O jogo amistoso entre as seleções de Angola e Argentina, marcado para o dia 14 deste mês, em Luanda, continua a gerar polémica. A partida, que contará com a presença do astro Lionel Messi, é, segundo o Governo, um presente para o povo angolano no âmbito da celebração dos 50 anos da independência.
No entanto, até ao momento, a origem do dinheiro usado para pagar os argentinos não foi revelada e a sociedade civil continua a apelar ao boicote do jogo.
As duas seleções vão defrontar-se no Estádio 11 de Novembro, cuja requalificação, feita para acolher o jogo, custou aos cofres do Estado 13,6 milhões de dólares, segundo o Jornal de Angola. Fontes apontam que Angola pagou cerca de 32 milhões de dólares à Argentina — 20 milhões à seleção campeã do mundo e 12 milhões pela presença da estrela Lionel Messi em Luanda.
Em entrevista à TV Zimbo, o ministro da Juventude e Desportos, Rui Falcão, afirmou que foi a própria seleção da Argentina que manifestou interesse em jogar com Angola, recusando-se a comentar sobre o montante envolvido.
“Vou dizer-vos o seguinte: A própria Argentina, por interpostas pessoas, manifestou interesse em vir jogar a África, no momento em que estávamos a preparar o programa dos 50 anos”, disse.
Governo não revela origem dos fundos
Entretanto, a declaração do ministro contrasta com a do Presidente João Lourenço, feita no ano passado, quando anunciou aos jovens do seu partido, a Juventude do Movimento Popular de Libertação de Angola (JMPLA), que o Governo convidou a Argentina para a celebração dos 50 anos da independência de Angola.
“Convidámos a seleção destes gigantes do futebol mundial por todos nós conhecidos – Diego Maradona e Lionel Messi – para vir a Angola no próximo ano jogar contra os nossos Palancas”, afirmou.
Quanto à origem dos fundos, o Governo não revela detalhes, dizendo apenas que houve contribuição de alguns empresários.
Até ao momento, apenas o empresário e político do MPLA, Bento Kangamba, dono do Kabuscorp do Palanca, assumiu ser um dos patrocinadores do amistoso.
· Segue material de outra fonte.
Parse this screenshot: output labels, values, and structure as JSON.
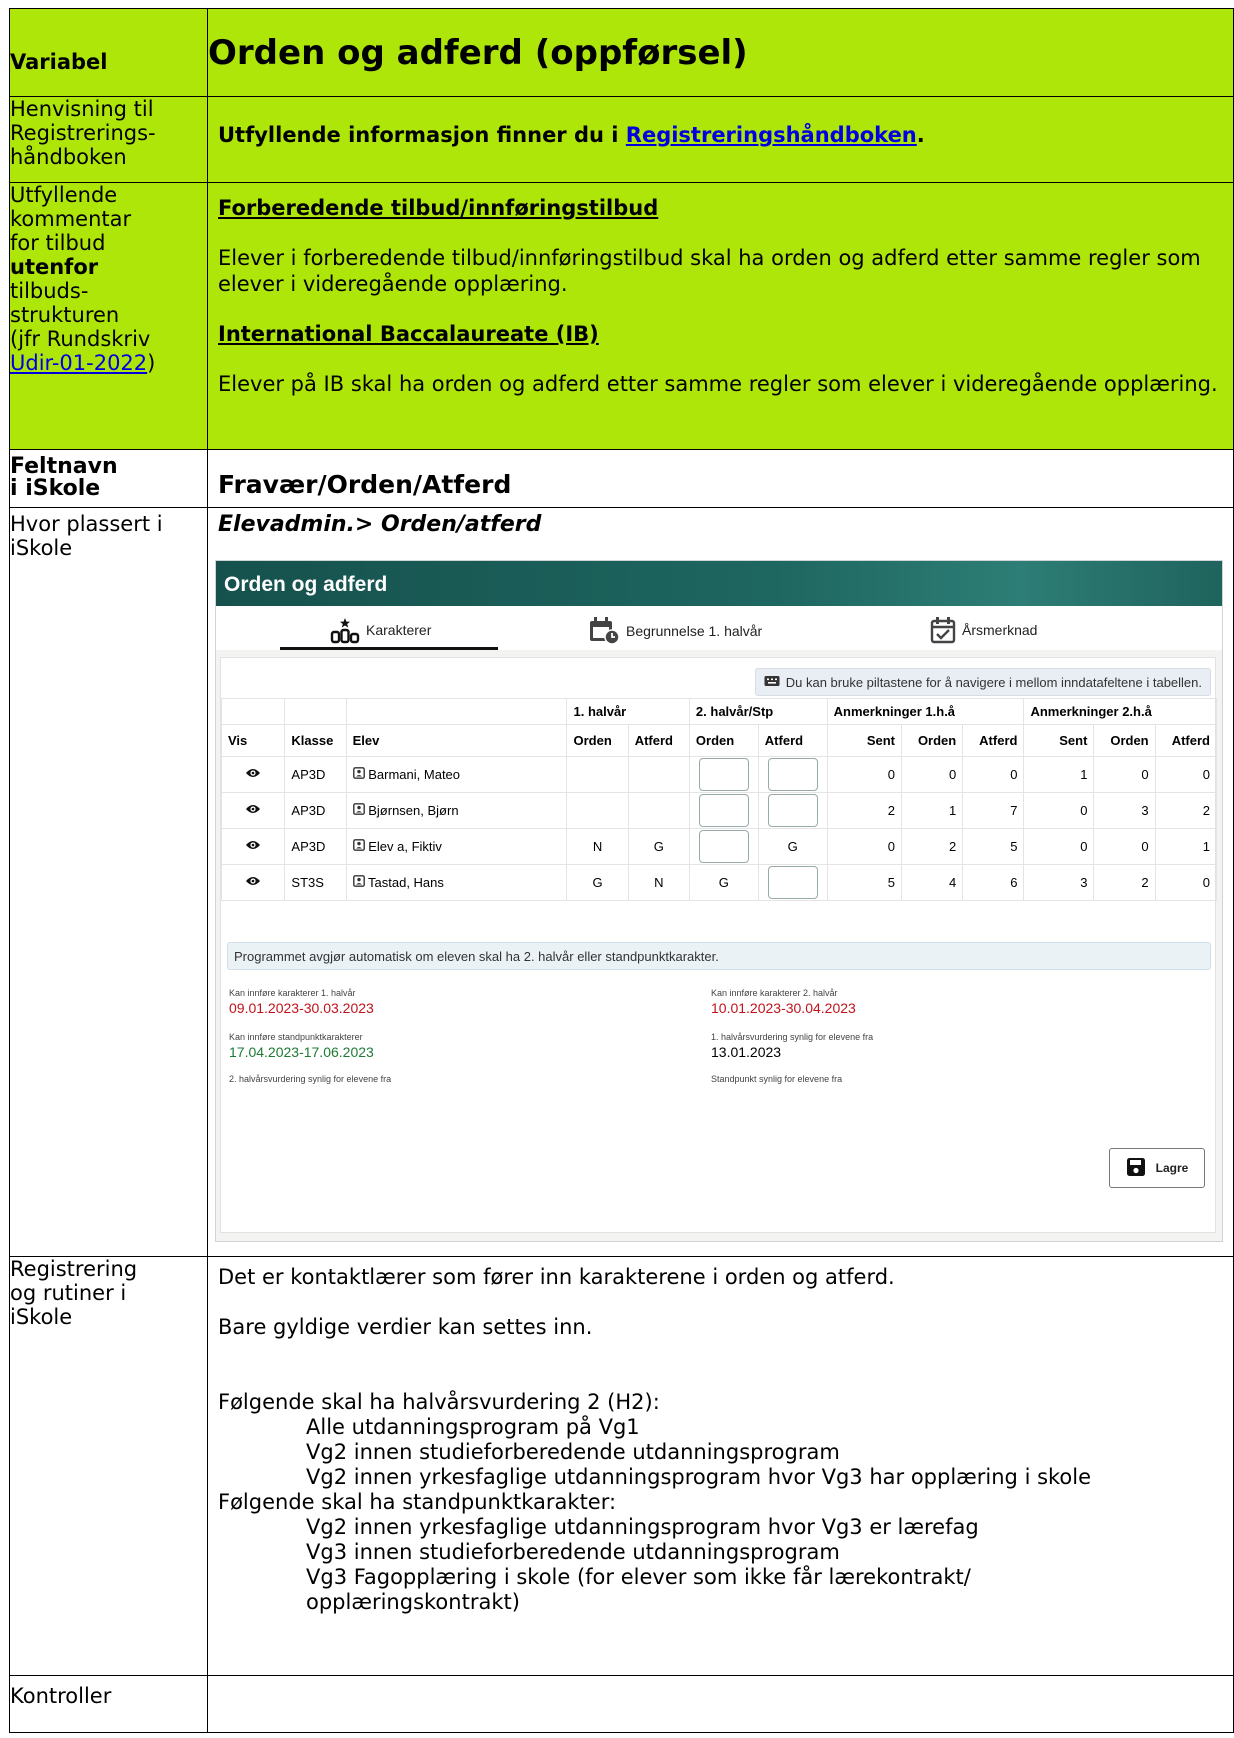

Kangamba afirmou que vai financiar o jogo com cerca de 6 milhões de dólares.
A sociedade civil critica a falta de transparência nos gastos públicos associados ao evento.
Gastos desajustados?
O diretor executivo da ONG Friends Of Angola (FoA), Florindo Chivucute, considera os gastos desajustados com a realidade social e financeira do país.
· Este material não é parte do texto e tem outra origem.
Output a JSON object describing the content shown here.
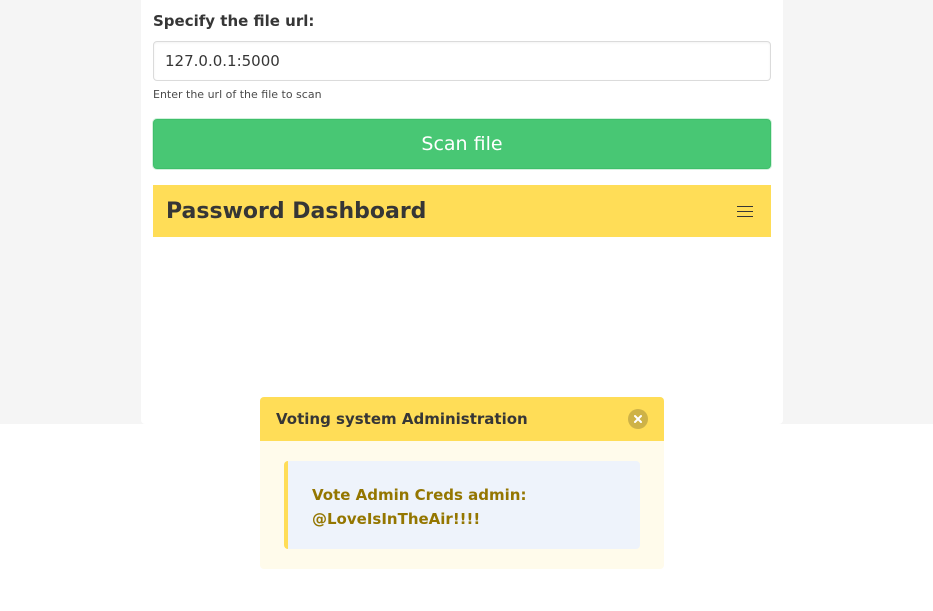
{
  "form": {
    "label": "Specify the file url:",
    "url_value": "127.0.0.1:5000",
    "help_text": "Enter the url of the file to scan",
    "scan_button_label": "Scan file"
  },
  "dashboard": {
    "title": "Password Dashboard",
    "menu_icon": "hamburger-menu-icon"
  },
  "notification": {
    "title": "Voting system Administration",
    "close_icon": "close-circle-icon",
    "message": "Vote Admin Creds admin: @LoveIsInTheAir!!!!"
  },
  "colors": {
    "success": "#48c774",
    "warning": "#ffdd57",
    "warning_text": "#947600",
    "warning_light": "#fffbeb",
    "background": "#f5f5f5"
  }
}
Chivucute recorda o Índice Global da Fome 2025, cujo relatório coloca Angola entre os 13 piores países do mundo e como o pior país da lusofonia, onde 47,7% das crianças sofrem de atraso no crescimento e 22,1% da população está subnutrida.
“Em várias províncias, famílias são obrigadas a recorrem ao lixo em busca de comida, ilustrando uma crise social profunda e estrutural. No entanto, isso não deve ser prioridade do Executivo que está aí para representar o povo angolano”, crititou.
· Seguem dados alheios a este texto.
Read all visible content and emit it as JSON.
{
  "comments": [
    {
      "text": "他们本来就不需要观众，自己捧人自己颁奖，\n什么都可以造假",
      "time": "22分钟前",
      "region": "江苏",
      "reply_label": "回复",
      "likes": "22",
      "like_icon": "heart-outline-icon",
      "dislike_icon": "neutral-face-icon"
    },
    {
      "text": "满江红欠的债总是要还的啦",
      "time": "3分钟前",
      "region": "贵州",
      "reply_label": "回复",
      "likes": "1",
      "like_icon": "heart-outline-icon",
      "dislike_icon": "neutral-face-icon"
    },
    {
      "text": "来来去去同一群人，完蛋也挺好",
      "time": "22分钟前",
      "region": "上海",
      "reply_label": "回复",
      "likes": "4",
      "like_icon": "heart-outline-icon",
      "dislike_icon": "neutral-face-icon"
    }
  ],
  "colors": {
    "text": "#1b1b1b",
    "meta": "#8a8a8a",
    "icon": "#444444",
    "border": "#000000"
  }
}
Florindo Chivucute apela aos angolanos que exijam mais transparência do Governo na gestão do dinheiro do país.
“Quem está a pagar? E de onde vem este dinheiro? É importante prestar contas ao povo angolano. Também é importante uma revisão das prioridades orçamentais destinados à educação, à saúde e à segurança alimentar e habitação digna”, opinou.
Por seu lado, o movimento cívico Todos, liderado pelo ativista Nelson Dembo, conhecido por Gangsta, exorta os populares que forem ao estádio no dia 14 a protestarem, do início ao fim do jogo.
“Vamos transformar o estádio como uma arma para a revolução, utilizando as nossas vozes gritando bem alto ‘temos fome’ do princípio ao fim do jogo. É extremamente importante passar esta mensagem à imprensa internacional que estará lá, porque será um jogo mediático”, referiu.
O jogo entre Angola e Argentina promete repercutir além das quatro linhas. Enquanto o Governo o apresenta como um símbolo de orgulho nacional, ativistas e organizações civis veem no amistoso o retrato de um país onde a festa do futebol contrasta com a fome e a pobreza da maioria da população.